You suggest deploying social networks to eliminate this. But given the self-organizing nature of these and the preferential attachment (rich-get-richer) typically observed among nodes, isn’t there a danger the problem would be exacerbated? (Or do you envisage a publisher’s ‘invisible hand’ that validates, guides and prunes links?)

I haven’t entirely thought it through, but I was viewing it as a possible measurement tactic superior to raw citation counts. The methods Greenberg outlines seem scalable. Why not make a business out of it, and trump ISI? Then, we could not only have citation counts, but trace citations to key articles, evaluate those articles, and give citations a diversion, invention, or social pressure measure (basically, a BS measure). Wouldn’t it be interesting to see how much of a popular idea is BS?

The goal would thus be a more complex network in which the edges (links/citations) had values (which could even be negative I presume).

I’m struggling on the issue of scalability though. Aren’t we essentially talking about a Faculty of 1000 for links – in which human intervention is needed to assess the merits of citations? And wouldn’t this introduce subjectivity throughout?

I had the same scalability concern until I realized that, at least in this case, 90+% of citations went to four papers and that papers that disagreed jumped out in contrast. With a map generated using social media rules, you might be able to find the source of a belief system, evaluate its fundamentals, and go from there. There are plenty of people evaluating the primary literature. What if evaluating citations became part of the system in some way, tied to these surveillance publications or to blogs or DOIs? What if you could flag a citation as “correct, diversionary, or invented”? What if you could see papers that were valid but uncited?

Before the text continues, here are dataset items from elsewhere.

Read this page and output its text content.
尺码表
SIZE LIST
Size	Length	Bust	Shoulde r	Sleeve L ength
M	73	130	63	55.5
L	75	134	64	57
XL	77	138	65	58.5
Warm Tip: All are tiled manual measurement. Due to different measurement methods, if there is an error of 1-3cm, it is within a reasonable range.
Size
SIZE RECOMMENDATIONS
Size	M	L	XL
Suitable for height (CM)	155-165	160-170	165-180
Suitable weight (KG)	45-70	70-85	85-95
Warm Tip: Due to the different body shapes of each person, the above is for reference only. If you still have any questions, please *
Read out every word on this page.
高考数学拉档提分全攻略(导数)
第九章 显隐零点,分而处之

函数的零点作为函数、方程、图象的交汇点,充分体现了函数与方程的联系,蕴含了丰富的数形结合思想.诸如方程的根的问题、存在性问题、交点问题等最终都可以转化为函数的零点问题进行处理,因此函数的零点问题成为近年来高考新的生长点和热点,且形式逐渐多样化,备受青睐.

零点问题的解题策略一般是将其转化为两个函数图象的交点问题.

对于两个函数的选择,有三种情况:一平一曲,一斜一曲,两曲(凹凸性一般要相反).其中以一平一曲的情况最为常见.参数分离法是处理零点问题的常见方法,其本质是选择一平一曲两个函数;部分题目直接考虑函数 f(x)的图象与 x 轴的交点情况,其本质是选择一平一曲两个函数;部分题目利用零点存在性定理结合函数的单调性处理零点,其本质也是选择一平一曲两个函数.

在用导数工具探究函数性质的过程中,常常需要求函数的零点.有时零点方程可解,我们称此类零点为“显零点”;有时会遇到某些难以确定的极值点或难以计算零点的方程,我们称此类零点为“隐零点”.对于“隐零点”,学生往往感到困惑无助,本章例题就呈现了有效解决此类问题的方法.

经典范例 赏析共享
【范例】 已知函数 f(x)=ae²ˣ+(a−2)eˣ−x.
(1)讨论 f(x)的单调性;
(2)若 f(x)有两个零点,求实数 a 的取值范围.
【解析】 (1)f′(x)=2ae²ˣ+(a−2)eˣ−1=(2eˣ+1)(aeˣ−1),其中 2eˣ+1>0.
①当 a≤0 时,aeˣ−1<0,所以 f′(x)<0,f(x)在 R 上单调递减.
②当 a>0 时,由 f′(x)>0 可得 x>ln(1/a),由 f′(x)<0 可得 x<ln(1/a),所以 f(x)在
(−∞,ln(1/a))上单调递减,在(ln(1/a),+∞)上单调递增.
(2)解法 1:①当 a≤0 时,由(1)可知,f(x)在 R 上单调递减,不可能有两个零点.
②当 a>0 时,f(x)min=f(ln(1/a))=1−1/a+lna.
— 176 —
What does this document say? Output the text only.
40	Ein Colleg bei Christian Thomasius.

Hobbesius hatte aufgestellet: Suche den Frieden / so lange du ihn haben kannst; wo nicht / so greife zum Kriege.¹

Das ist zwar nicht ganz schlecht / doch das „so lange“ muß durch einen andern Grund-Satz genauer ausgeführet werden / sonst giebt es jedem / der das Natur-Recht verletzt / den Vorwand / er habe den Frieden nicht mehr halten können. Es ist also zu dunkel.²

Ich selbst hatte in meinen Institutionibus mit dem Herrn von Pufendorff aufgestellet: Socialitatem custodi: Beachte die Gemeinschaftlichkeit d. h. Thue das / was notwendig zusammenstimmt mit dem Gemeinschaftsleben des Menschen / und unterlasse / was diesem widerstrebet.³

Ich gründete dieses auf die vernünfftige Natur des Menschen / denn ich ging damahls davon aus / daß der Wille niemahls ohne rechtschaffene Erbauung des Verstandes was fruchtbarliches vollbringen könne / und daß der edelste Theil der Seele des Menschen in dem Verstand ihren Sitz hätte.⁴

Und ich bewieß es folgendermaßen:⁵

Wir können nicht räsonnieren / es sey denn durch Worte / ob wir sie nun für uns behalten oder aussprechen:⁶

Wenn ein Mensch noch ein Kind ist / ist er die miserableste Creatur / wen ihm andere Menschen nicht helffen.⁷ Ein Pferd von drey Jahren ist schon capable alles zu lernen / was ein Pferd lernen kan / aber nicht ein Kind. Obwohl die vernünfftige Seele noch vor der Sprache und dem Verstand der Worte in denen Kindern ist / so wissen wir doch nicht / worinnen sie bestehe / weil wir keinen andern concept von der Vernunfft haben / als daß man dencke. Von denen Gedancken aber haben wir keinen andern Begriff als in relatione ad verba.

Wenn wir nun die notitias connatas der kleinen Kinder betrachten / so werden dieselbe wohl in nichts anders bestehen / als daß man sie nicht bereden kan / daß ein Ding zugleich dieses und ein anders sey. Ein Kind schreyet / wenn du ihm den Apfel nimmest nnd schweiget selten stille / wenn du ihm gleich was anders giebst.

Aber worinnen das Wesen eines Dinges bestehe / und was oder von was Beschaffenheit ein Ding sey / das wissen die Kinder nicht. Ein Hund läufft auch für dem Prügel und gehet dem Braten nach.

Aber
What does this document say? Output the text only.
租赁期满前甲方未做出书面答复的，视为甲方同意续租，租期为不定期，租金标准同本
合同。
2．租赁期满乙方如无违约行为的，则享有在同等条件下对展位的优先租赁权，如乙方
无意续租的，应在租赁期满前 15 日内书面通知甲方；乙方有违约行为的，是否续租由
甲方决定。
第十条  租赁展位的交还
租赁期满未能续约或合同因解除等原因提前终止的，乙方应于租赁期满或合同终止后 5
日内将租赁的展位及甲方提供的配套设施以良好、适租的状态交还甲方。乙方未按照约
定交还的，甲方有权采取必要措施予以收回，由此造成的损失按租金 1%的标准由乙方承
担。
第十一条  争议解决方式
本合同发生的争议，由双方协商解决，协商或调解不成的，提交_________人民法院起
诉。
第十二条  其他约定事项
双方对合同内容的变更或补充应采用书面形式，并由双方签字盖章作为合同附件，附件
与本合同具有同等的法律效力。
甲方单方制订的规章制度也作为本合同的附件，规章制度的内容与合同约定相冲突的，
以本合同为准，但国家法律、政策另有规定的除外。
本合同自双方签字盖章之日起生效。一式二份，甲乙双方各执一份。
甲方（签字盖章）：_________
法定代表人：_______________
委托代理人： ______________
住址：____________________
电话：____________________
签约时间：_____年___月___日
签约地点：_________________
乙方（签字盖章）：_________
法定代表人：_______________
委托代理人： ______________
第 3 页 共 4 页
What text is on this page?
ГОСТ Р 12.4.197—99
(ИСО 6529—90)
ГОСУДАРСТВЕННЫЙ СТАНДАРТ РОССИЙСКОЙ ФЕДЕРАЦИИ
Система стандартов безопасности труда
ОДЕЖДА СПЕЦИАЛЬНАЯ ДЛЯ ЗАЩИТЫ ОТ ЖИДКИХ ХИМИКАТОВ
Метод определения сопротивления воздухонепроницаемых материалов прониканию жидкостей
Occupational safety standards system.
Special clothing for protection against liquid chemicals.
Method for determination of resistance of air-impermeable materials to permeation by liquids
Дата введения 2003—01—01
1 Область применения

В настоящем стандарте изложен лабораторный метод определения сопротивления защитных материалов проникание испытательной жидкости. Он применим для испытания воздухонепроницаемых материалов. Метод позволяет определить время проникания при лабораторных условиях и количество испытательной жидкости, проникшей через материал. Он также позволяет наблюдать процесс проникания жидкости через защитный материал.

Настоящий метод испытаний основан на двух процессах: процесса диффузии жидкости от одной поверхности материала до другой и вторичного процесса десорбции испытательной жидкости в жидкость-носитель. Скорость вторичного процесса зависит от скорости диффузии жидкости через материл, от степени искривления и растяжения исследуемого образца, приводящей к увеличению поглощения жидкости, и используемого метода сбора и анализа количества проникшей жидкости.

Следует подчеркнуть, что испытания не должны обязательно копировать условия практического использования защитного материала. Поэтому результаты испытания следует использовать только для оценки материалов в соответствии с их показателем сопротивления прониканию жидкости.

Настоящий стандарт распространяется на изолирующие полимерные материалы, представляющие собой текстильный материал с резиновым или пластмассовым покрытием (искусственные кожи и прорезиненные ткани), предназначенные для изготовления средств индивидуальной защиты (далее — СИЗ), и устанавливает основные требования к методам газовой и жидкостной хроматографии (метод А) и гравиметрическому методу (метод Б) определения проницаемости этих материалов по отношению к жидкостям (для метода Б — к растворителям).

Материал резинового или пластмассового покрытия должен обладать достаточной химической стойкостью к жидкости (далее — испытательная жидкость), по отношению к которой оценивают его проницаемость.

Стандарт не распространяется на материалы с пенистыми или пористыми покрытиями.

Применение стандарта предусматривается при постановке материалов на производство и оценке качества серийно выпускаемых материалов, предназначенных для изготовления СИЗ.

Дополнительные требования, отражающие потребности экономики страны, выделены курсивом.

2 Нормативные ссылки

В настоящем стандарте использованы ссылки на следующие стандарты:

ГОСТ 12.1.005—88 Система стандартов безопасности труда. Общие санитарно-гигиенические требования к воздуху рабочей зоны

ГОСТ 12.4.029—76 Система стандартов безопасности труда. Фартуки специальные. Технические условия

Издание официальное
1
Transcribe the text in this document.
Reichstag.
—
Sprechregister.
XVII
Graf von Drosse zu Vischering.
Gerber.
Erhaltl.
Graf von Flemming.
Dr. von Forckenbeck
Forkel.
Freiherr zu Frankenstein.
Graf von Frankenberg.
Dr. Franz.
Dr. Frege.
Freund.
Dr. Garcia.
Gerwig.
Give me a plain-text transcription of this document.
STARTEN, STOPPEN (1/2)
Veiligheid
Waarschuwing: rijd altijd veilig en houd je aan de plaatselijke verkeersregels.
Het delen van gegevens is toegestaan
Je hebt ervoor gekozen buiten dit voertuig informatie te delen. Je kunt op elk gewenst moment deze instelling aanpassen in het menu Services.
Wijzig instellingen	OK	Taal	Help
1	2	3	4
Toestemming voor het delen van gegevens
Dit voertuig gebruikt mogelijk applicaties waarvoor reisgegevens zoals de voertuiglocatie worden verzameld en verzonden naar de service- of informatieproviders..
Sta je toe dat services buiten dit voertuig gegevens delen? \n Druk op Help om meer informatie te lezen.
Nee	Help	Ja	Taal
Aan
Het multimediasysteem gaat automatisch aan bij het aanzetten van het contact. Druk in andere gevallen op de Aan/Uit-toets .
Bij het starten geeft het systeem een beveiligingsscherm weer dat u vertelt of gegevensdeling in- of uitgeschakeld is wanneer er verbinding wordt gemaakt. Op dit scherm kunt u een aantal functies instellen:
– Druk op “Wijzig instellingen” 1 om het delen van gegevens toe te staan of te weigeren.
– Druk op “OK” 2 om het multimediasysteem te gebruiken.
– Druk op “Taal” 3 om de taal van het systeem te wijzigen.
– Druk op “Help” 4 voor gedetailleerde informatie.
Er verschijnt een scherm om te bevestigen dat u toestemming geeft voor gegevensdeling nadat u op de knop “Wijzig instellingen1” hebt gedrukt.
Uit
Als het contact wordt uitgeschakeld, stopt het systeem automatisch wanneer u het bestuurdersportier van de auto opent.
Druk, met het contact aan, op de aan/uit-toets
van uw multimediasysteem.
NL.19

I think it could work, but it will take a finer mind than mine to see how to do it.

Hello Kent,
I really enjoyed this post. I was just talking to a manager of a small journal the other day regarding how few journals utilize a citation parser and essentially fail to check references.

I agree that the problem seems to be how a person could go about ranking the merit of a citation in the context of another article. You gave an example where the four most cited articles came to vastly different conclusions than the un-cited articles on the same topic. Although in this scenario it is easy to see the discrepancies, I’m sure that we will run into problems down the road when the differences aren’t so obvious and the line isn’t easily drawn.

I like your idea of creating some kind of program to mark citations as “correct, diversionary, or invented.” It seems to be a very close cousin of Wikipedia’s method of notifying users when information is cited and sources are listed. The question is, how could you do this across all social sites and who would do it?

I think it’s really the responsibility of authors, reviewers, and editors to check references before publishing an article. Further, I think it’s the individual consumer’s responsibility to never assume the validity of sources on non-reviewed, social forums. It calls back to the old saying “Don’t believe everything you hear on TV.”

Even as I write this I realize the ideal nature of my suggestion and how relying on individuals to do the right thing has, thus far, left us swimming in specious facts.

Fascinating read and analysis, Kent!

We seem, however, to be returning to the early 1970s where proposals for classifying the semantic intent of the citation were proposed and then abandoned in the realization of the cognitive work that would need to go into it, not to mention the fact that many citations are ambiguous, have multiple meanings and generally resist classification.

The main issue appears to be an attempt to create an empirical and quantitative system that resists subjective bias and intentional gaming.

Can this really be done? And more importantly, does it result in a better evaluative tool for scientists?

I think a difference between now and the 1970s is the social media infrastructure we now have at our fingertips. Google is basically a form of social citation writ large and aimed at Web sites. It works pretty well. Could the same thing be done for scientific citations? I know people who have taken stabs at it, but without the sort of qualitative overlay it needs to really resonate/shake things up.